AI-Powered Threat Detection

# ML for anomaly detection in security logs
import pandas as pd
from sklearn.ensemble import IsolationForest
from sklearn.preprocessing import StandardScaler

# Feature engineering from auth logs
def extract_features(log_df: pd.DataFrame) -> pd.DataFrame:
    return log_df.groupby("user_id").agg(
        login_count        = ("timestamp","count"),
        unique_ips         = ("ip","nunique"),
        failed_attempts    = ("success", lambda x: (~x).sum()),
        unusual_hours      = ("hour", lambda x: ((x<6)|(x>22)).sum()),
        avg_session_minutes= ("session_duration","mean")
    ).fillna(0)

# Train anomaly detector
features  = extract_features(train_logs)
scaler    = StandardScaler()
X_scaled  = scaler.fit_transform(features)

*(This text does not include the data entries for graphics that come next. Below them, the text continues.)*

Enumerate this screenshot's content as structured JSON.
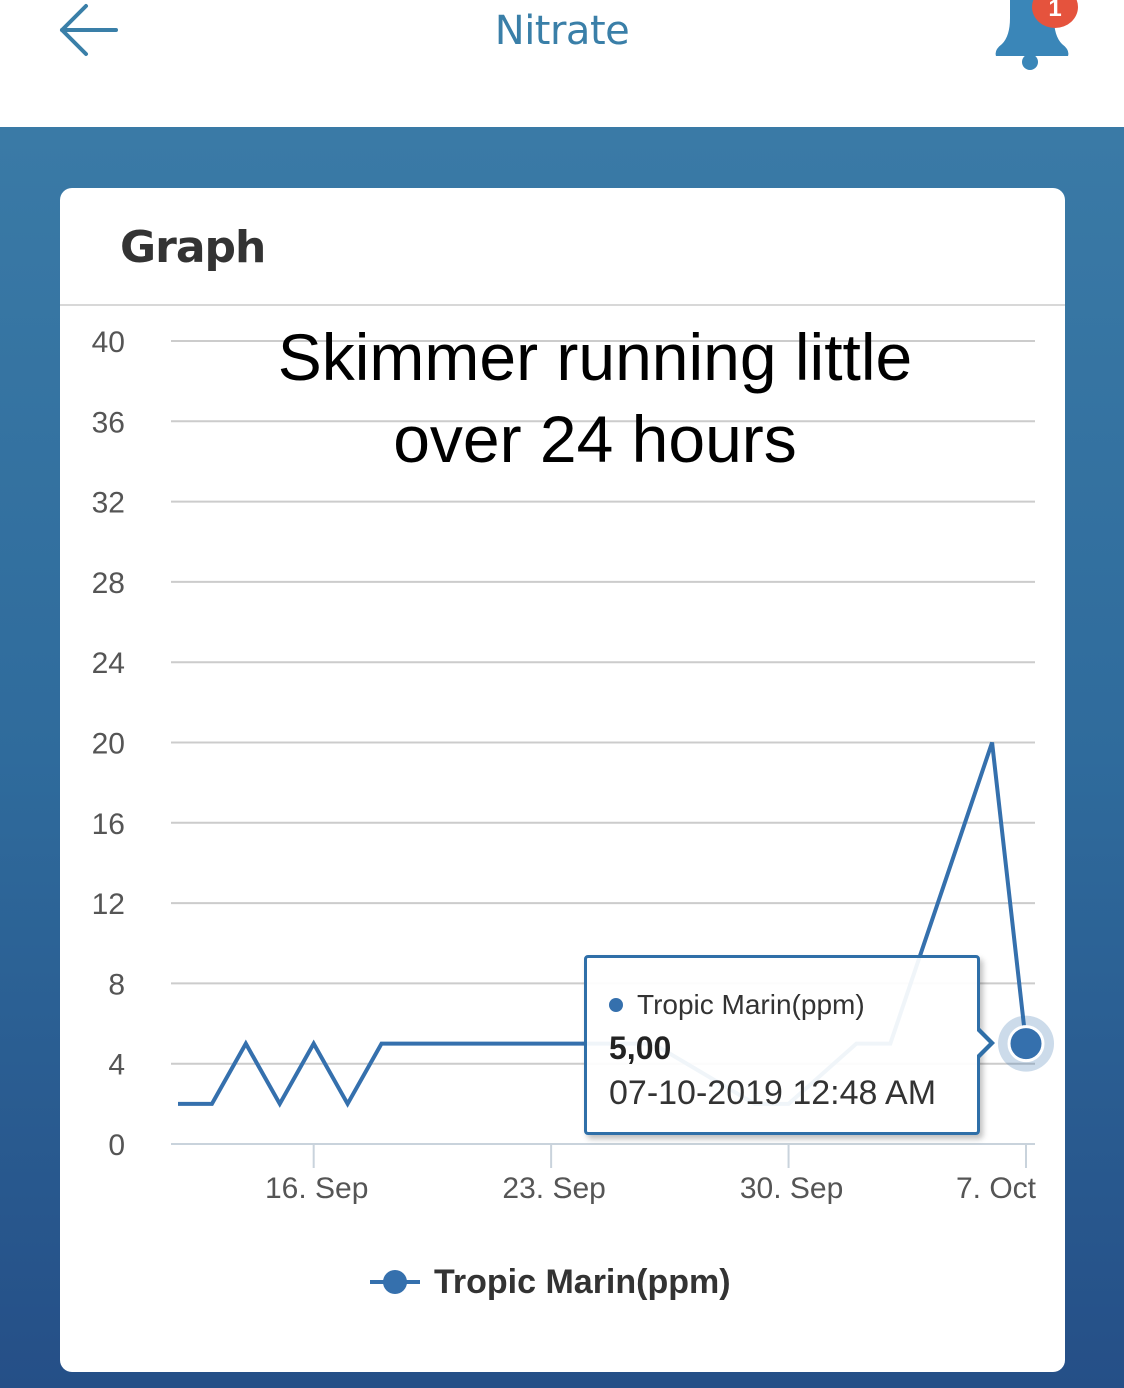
{
  "header": {
    "title": "Nitrate",
    "back_icon": "arrow-left-icon",
    "notification_icon": "bell-icon",
    "notification_count": "1",
    "accent_color": "#3a7fa8",
    "badge_color": "#e5533d"
  },
  "card": {
    "title": "Graph"
  },
  "annotation": {
    "line1": "Skimmer running little",
    "line2": "over 24 hours"
  },
  "tooltip": {
    "series": "Tropic Marin(ppm)",
    "value": "5,00",
    "date": "07-10-2019 12:48 AM"
  },
  "legend": {
    "label": "Tropic Marin(ppm)"
  },
  "chart_data": {
    "type": "line",
    "title": "",
    "xlabel": "",
    "ylabel": "",
    "ylim": [
      0,
      40
    ],
    "yticks": [
      0,
      4,
      8,
      12,
      16,
      20,
      24,
      28,
      32,
      36,
      40
    ],
    "xlim": [
      "2019-09-12",
      "2019-10-07"
    ],
    "xticks": [
      {
        "label": "16. Sep",
        "date": "2019-09-16"
      },
      {
        "label": "23. Sep",
        "date": "2019-09-23"
      },
      {
        "label": "30. Sep",
        "date": "2019-09-30"
      },
      {
        "label": "7. Oct",
        "date": "2019-10-07"
      }
    ],
    "grid": true,
    "legend_position": "bottom",
    "series_color": "#3570ad",
    "series": [
      {
        "name": "Tropic Marin(ppm)",
        "x": [
          "2019-09-12",
          "2019-09-13",
          "2019-09-14",
          "2019-09-15",
          "2019-09-15",
          "2019-09-16",
          "2019-09-17",
          "2019-09-17",
          "2019-09-18",
          "2019-09-18",
          "2019-09-26",
          "2019-09-29",
          "2019-09-30",
          "2019-10-02",
          "2019-10-03",
          "2019-10-06",
          "2019-10-07"
        ],
        "values": [
          2,
          2,
          5,
          2,
          2,
          5,
          2,
          2,
          5,
          5,
          5,
          2,
          2,
          5,
          5,
          20,
          5
        ]
      }
    ],
    "highlighted_point": {
      "x": "2019-10-07",
      "y": 5
    }
  }
}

model = IsolationForest(contamination=0.01, random_state=42)
model.fit(X_scaled)

# Score new users
def score_user(user_log: pd.DataFrame) -> dict:
    features = extract_features(user_log)
    scaled   = scaler.transform(features)
    score    = model.decision_function(scaled)[0]  # lower = more anomalous
    is_anomaly = model.predict(scaled)[0] == -1
    return {"score": float(score), "is_anomaly": is_anomaly}

# LLM-based log analysis
def llm_triage_alert(alert_context: str) -> dict:
    resp = client.messages.create(
        model="claude-opus-4-5", max_tokens=500,
        system="You are a SOC analyst. Triage security alerts.",
        messages=[{"role":"user","content":f"Analyse this alert: {alert_context}
Return JSON: {{severity, likely_cause, recommended_action}}"}]
    )
    return json.loads(resp.content[0].text)
Topic Quiz · 1 questions

Test your understanding before moving on

1. What ML algorithm is commonly used for unsupervised anomaly detection in security logs?
💡 Isolation Forest detects anomalies by isolating observations — outliers are easier to isolate than normal points.